For idle minds to do.”

So the old hymn might be varied by the experienced teacher who remembers unnumbered cases of discipline which have arisen from the monotonous drill exercises in which the wits of the majority of the class were unemployed. By all means, in such cases, drill a few pupils at a time, and let the others be profitably employed in conscious endeavor to accomplish something.

In older classes where the reading has passed the elementary stage, and the pupils are reading for information or enjoyment, neither length of lesson nor number of pupils need be considered. Here, without doubt, the interest in the subject will be paramount, and “method” may be forgotten. Now the children read for the love of reading, and the only gauge of time or number is the teacher’s power to interest her class. The one aim is to get the message from the book, and to make it plain to those who hear. Desire is the spur to endeavor, and attention is at the command of interest. The teacher’s one secret is the art of making her pupils book lovers.

Concert Reading.

To save time, in the hurried day with its crowded program, is the teacher’s constant desire, and it is not remarkable that, under pressure, achievement is measured by counting the minutes of recitation and numbering the facts learned or the questions answered. It is a common error to assume that mere lip repetition is valuable drill, and that “practice makes perfect,” even when the practice is indifferent or unwise. Quantity is carefully measured, while quality is ignored, in such drill.

To this mistaken estimate the wide prevalence of concert recitation is due. If thirty children read at one time, it would seem that the recitation accomplishes thirty times as much as would be accomplished by a single recitation in the same time. “I could not get through with the lesson,” explains the teacher, “if I did not have my class read in concert.”

The theory appears plausible to the mathematical mind. Upon inspection, however, its failings appear.

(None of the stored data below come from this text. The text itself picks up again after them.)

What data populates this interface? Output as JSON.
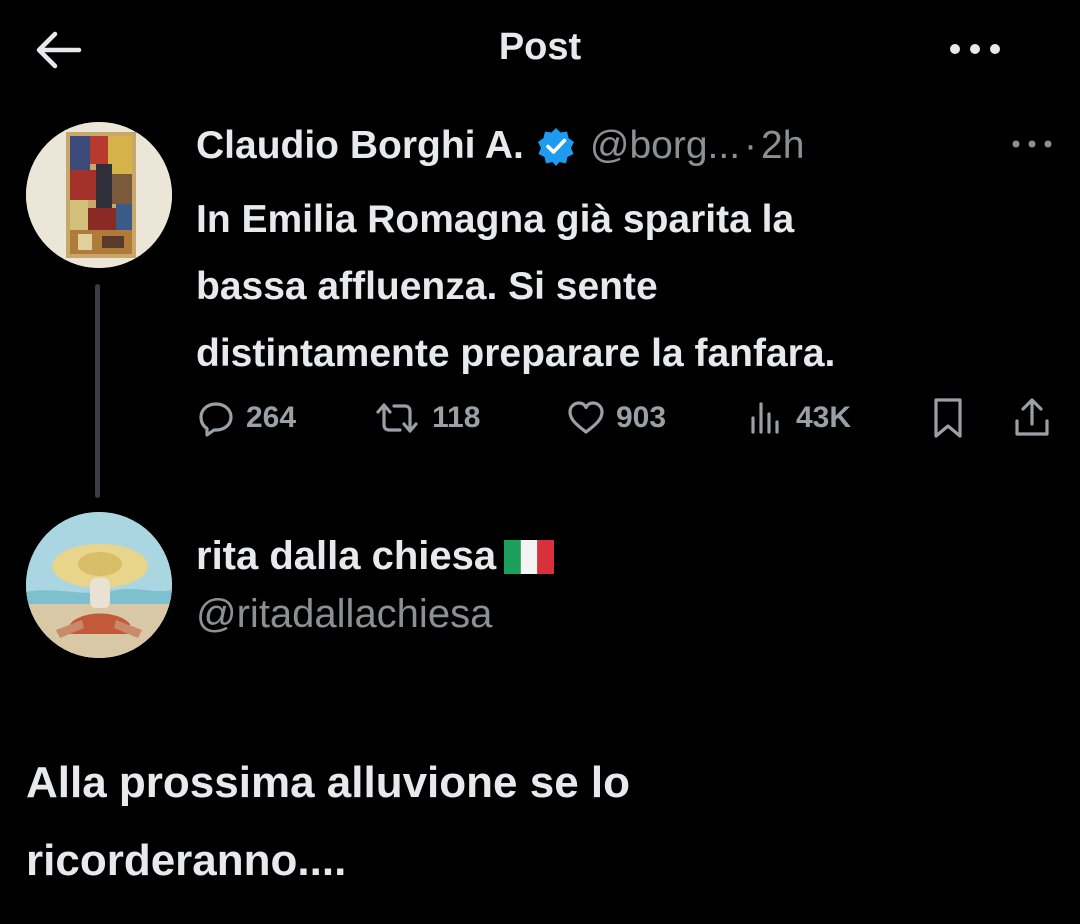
{
  "header": {
    "title": "Post",
    "back_icon": "arrow-left-icon",
    "more_icon": "ellipsis-icon"
  },
  "tweet": {
    "author_name": "Claudio Borghi A.",
    "verified": true,
    "handle": "@borg...",
    "dot": "·",
    "time": "2h",
    "text_lines": [
      "In Emilia Romagna già sparita la",
      "bassa affluenza. Si sente",
      "distintamente preparare la fanfara."
    ],
    "actions": {
      "replies": "264",
      "retweets": "118",
      "likes": "903",
      "views": "43K"
    }
  },
  "reply": {
    "author_name": "rita dalla chiesa",
    "flag": "italy-flag-icon",
    "handle": "@ritadallachiesa",
    "text_lines": [
      "Alla prossima alluvione se lo",
      "ricorderanno...."
    ]
  },
  "colors": {
    "background": "#000000",
    "text": "#e7e9ea",
    "secondary": "#8b9095",
    "verified_blue": "#1d9bf0"
  }
}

In what does the value of the lesson as a reading lesson consist? The exercise should aid the children in getting the thought or in expressing it fluently and naturally. The teacher should be assured that the mind of every reader is intelligently active in the thought getting, and that the practice in expression is such as will lead to independent skill.

But observe: in concert reading the individual difficulties are “skipped.” While John, who fails to recognize a word, falters, hesitates, and halts, Jane, to whom it is an old friend, marches triumphantly on. John takes breath, and plunges in again when his stumbling-blocks have been safely passed (by his comrades). John’s achievement was nil, likewise Jane’s, for she knew the word before. As a teaching exercise, then, the concert reading is ineffective. It is safe to assume that it is difficult if not impossible for any teacher to know that all of her pupils are really reading all the time during the concert exercise, or that a seemingly good concert exercise really proves that all the members of the class can master, or have mastered, the lesson.

Again, as a practice in expression the concert exercise is harmful, because it ignores the individual expression and aims at an average movement, inflection, interpretation. The product is not the expression of the thought as it appears to John, Jane, or Henry, but a composite which represents nobody. The sprightly Kate must wait for the ponderous Phœbe; the slow-moving James must lag behind the animated Jack. Let a dozen teachers attempt to read aloud in concert, without previous common training, and the statement will need no further argument.